Статья о Мыльникове А..
Не все одинаково удалось в этом первом крупном произведении. Некоторая театральность, излишне акцентированная постановочность, прослеживаемая в правой группе персонажей, мешают воспринимать общий эпический характер работы. Случайной кажется и фигура бойца, фланкирующая композицию слева. Но центральная группа, смысловое и композиционное ядро картины, написана сильно и убедительно. Образ каждого из представленных здесь людей призван донести до зрителя высокую идею, заложенную в произведении. В роли носителя и выразителя художественной идеи выступает живая, конкретная человеческая личность, а не тот «антропоморфный знак», который появится вскоре в далеко не лучших, но весьма многочисленных произведениях, претендующих на монументальность. Сюжет интерпретируется просто и доступно для восприятия, но не прямолинейно и не иллюстративно. Он строится как драматическое действие, в напряженной коллизии которого разыгрывается богатая гамма человеческих чувств и переживаний, приобретающих особую достоверность и убедительность в силу тщательного и точного подбора типажа, глубокой психологической разработки характеров. Такой многотрудный метод работы над полотном восходит к лучшим традициям русской художественной школы.

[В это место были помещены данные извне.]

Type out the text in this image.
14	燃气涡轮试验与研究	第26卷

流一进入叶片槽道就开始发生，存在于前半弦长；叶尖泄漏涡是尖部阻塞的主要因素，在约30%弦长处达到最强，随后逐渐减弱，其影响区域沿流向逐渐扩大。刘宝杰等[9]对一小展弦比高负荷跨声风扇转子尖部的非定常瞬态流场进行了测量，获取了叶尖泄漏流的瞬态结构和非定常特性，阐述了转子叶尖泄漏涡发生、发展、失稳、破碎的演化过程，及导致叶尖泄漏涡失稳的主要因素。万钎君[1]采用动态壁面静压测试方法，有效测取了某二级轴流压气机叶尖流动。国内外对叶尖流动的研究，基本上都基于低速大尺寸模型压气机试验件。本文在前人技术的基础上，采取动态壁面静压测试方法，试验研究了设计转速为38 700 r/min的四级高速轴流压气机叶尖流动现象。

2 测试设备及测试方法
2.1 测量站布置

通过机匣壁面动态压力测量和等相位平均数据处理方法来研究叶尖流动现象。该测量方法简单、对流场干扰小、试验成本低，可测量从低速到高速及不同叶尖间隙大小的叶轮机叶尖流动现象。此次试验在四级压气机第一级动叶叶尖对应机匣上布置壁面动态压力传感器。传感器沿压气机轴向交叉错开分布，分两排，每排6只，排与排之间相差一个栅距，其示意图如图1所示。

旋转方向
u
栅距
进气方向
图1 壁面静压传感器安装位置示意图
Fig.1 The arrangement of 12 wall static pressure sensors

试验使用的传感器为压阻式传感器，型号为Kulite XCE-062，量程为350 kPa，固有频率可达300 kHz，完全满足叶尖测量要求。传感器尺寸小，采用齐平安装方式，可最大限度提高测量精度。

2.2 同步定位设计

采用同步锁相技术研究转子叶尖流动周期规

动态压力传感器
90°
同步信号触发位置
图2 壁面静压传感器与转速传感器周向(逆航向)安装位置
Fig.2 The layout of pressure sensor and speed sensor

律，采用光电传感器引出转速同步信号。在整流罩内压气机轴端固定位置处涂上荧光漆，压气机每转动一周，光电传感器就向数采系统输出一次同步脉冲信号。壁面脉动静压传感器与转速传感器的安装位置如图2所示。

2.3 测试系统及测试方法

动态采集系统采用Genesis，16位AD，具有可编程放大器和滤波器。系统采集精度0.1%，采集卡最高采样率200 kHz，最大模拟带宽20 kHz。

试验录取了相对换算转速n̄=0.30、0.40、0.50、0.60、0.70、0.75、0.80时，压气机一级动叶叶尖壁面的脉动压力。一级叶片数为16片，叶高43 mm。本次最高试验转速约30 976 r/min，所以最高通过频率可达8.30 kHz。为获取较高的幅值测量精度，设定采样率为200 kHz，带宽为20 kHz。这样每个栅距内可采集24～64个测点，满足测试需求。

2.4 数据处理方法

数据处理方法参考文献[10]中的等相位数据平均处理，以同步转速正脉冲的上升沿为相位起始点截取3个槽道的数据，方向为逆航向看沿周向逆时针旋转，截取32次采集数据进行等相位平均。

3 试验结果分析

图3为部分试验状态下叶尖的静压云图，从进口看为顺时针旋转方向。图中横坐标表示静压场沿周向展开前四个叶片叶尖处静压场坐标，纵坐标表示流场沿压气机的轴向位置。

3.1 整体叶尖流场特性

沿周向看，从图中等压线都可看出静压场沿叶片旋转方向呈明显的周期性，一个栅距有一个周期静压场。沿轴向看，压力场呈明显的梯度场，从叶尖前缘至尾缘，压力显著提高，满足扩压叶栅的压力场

«Клятва балтийцев» задумывалась и исполнялась с учетом предстоящего перевода живописного полотна в мозаику для Пантеона, посвященного памяти героев-моряков, проект которого разрабатывался в то время аспирантом, а ныне известным архитектором, С.Б.Сперанским. Но характерно для Мыльникова то, что никакого упрощения, адаптации, которая, казалось бы, могла облегчить задачу такого перевода, здесь нет. Богатство и многоплановость художественно-образного строя монументального панно не только характеризуют эту вещь, но и являются воплощением принципиальной, программной позиции художника в понимании природы монументальности. Перевод в мозаику не состоялся. Не была завершена и работа над огромным, длиной восемьдесят метров, мозаичным панно для Дворца Советов, основой которого должна была стать, по рекомендации Грабаря, «Клятва балтийцев». Но сохранившиеся фрагменты, исполненные в материале, свидетельствуют о глубоком и творческом восприятии художником традиции русского и мирового монументального искусства.
Принципиально важно значение этой работы и для определения особенностей стилистики ленинградской монументальной живописи на протяжении последующих десятилетий. В ее развитии творческая и педагогическая деятельность Мыльникова сыграла значительную роль. Именно благодаря последовательному осмыслению исторически сложившихся традиций в понимании монументальности художественного образа, ленинградской монументальной живописи (в лучших своих проявлениях) удалось избежать наиболее крайних, ведущих к негативным последствиям, вариантов решения как в пользу «тотального» (и одновременно поверхностного) монументализма, так и в пользу самодовлеющего станковизма.
Творчество самого Мыльникова базируется на глубоком пиетете к той исторической, «генетической» памяти жанра, которая не приемлет принципиального разграничения станкового и монументального искусств. Так же как в свое время А.Т.Матвеев в скульптуре, он исходит прежде всего из того, что «монументальность» - не жанровое и не количественное понятие, что она связана с методом, будучи качеством особого, синтетического способа мышления, опирающегося на раскрытие строя натуры и направленного к выражению значительных идей времени (вспомним в этой связи слова В.Г.Белинского: «...если есть идеи времени, то есть и формы времени»).
Умение слышать и чувствовать идеи и формы времени задает направление эволюции творчества Мыльникова, определяет его внутреннюю цельность при том изначально присущем ему умении одинаково остро видеть светлые и темные стороны жизни, основа которого, очевидно, -диалектика самой жизни. Об этой особенности своего творчества, связанной с характером мировосприятия, Мыльников говорил неоднократно: «Я ведь всегда так „парно" и писал. С самого начала. После „Клятвы балтийцев", где оплакал товарищей, павших в войну, я написал „На мирных полях". И с той поры вольно или невольно чередовал свет и тьму. Может, само сердце опять подсказывало: устанет, потом поправится, ожесточится, потом посветлеет».